Mental Health and Gambling

Mental Health and Gambling


Gambling is an activity where you risk something of value to predict the outcome of a game of chance, like a football match or scratchcard. It can be fun and exciting but it is important to know your limits. If you are concerned about your own gambling habits or the behaviour of someone close to you, it is advisable to seek help and advice.

People gamble for a variety of reasons, from the thrill of winning to socialising or escaping from worries and stress. But it can become a serious problem when your betting goes out of control. People with mental health problems are particularly at risk of harmful gambling. There is also a link between gambling and suicide and if you have thoughts of harming yourself, call 999 or visit A&E immediately.

Research shows that if you have depression or anxiety, there is a higher likelihood of having gambling problems. In addition, there are links between gambling and debt and you can get free, confidential debt advice from StepChange. Other risk factors include low incomes and young people, with boys and men being more likely to develop gambling disorder than women. People who have family members with a gambling disorder are also more at risk, suggesting that there is a genetic component to the condition.

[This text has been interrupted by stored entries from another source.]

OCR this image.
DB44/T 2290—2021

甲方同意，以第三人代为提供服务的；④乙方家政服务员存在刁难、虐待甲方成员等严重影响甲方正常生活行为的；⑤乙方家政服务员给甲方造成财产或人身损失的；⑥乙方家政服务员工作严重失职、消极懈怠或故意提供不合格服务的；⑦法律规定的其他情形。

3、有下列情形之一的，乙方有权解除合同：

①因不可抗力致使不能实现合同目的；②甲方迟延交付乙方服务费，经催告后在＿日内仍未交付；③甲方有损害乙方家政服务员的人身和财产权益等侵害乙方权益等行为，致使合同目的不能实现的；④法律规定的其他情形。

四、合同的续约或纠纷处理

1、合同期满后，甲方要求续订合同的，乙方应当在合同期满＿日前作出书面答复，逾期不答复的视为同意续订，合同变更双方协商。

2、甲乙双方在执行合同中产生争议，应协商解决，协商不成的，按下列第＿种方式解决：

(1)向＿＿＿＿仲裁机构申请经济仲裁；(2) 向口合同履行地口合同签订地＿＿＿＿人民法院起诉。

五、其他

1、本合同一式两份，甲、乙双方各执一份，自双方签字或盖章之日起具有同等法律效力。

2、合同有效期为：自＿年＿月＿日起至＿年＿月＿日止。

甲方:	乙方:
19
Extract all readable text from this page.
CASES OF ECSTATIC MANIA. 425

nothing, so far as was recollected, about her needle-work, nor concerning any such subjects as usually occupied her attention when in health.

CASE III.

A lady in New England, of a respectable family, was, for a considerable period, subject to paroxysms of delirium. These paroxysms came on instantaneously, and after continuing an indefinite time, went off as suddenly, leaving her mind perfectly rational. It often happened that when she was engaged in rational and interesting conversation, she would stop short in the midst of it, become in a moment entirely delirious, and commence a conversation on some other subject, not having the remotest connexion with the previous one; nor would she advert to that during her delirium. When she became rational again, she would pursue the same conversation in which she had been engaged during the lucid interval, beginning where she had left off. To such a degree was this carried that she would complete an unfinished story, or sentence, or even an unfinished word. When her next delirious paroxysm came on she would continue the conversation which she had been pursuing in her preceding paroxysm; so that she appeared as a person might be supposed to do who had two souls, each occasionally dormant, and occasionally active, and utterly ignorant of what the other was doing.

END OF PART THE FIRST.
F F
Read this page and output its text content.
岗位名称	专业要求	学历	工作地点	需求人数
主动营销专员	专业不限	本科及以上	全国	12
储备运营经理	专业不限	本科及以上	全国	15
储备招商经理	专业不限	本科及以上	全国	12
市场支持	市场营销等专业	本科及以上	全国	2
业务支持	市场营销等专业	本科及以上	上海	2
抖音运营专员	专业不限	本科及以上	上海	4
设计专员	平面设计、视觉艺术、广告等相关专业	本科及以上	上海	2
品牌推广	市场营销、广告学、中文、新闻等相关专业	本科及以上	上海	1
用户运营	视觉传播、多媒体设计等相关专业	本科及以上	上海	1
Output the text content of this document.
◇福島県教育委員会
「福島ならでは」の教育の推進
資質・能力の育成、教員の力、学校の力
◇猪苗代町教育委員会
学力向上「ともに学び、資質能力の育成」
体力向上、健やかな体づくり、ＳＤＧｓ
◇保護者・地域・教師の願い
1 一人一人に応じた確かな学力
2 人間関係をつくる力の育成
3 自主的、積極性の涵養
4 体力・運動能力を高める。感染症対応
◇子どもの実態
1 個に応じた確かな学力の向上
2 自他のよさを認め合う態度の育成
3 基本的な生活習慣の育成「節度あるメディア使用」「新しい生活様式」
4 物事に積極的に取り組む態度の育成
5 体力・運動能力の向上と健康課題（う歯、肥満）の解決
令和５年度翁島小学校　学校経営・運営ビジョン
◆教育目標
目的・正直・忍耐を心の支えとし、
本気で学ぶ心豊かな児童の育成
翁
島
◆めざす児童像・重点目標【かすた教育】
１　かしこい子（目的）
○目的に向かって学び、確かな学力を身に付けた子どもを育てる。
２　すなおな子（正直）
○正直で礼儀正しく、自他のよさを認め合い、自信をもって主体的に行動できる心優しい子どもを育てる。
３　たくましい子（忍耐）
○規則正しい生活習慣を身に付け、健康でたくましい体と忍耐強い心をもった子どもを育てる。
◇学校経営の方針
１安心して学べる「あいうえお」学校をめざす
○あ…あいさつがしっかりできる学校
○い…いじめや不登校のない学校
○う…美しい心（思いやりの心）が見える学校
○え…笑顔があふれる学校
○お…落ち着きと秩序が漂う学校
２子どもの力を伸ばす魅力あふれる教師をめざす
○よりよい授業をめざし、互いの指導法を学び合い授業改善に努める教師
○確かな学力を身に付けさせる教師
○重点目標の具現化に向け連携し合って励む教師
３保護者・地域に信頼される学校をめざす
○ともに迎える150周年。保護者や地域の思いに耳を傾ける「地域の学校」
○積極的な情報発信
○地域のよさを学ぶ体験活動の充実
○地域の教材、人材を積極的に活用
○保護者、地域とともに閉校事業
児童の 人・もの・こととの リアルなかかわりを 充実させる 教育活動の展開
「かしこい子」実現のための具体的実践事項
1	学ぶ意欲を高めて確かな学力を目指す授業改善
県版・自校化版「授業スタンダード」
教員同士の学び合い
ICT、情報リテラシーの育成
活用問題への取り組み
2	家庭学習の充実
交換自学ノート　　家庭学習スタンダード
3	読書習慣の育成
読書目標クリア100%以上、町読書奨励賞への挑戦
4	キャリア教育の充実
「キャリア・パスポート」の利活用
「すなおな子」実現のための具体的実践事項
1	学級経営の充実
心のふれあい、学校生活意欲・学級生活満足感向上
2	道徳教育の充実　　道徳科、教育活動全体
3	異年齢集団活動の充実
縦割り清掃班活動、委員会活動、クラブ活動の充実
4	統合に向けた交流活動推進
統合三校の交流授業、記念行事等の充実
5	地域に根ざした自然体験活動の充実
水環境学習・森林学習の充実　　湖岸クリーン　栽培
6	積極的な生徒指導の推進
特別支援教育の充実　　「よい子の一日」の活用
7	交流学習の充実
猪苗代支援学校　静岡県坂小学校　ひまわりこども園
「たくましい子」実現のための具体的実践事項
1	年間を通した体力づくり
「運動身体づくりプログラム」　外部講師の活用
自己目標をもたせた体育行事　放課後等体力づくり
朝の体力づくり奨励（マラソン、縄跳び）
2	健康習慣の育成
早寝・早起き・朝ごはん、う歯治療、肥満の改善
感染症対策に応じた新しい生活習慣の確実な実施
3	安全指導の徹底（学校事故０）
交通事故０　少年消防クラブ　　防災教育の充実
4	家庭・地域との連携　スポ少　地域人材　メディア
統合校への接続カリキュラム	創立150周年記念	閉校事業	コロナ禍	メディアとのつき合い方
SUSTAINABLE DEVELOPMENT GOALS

Pathological gambling (PG) is characterised by maladaptive patterns of gambling behaviour that cause distress and are difficult to control. PG usually starts in adolescence or young adulthood, and tends to be more prevalent among men than women. It is more common in strategic or face-to-face forms of gambling, such as poker, and less common in nonstrategic forms of gambling, such as slot machines and bingo.

Taking up a hobby or spending time with friends who do not gamble are good ways to relieve unpleasant feelings and prevent the urge to gamble from returning. Postponing gambling and seeing a counsellor may also help. You can call a gambling helpline or attend a support group, such as Gamblers Anonymous.

A range of psychological treatments can be used to address gambling problems, including psychotherapy and family therapy. Cognitive behavioural therapy is a type of psychotherapy that helps people recognise and change unhealthy thinking, emotions and behaviors. It involves working with a trained, licensed psychologist or clinical social worker.

There are no medications that have been approved by the U.S. Food and Drug Administration to treat a gambling disorder, but some medications can be used to help with co-occurring conditions like anxiety or depression. It is important for families of a person with a gambling disorder to set boundaries in managing money and to ensure that their own financial security is not at risk. It is also a good idea to seek support from other families who have dealt with the same issue. It can feel like you are alone in dealing with this difficult situation.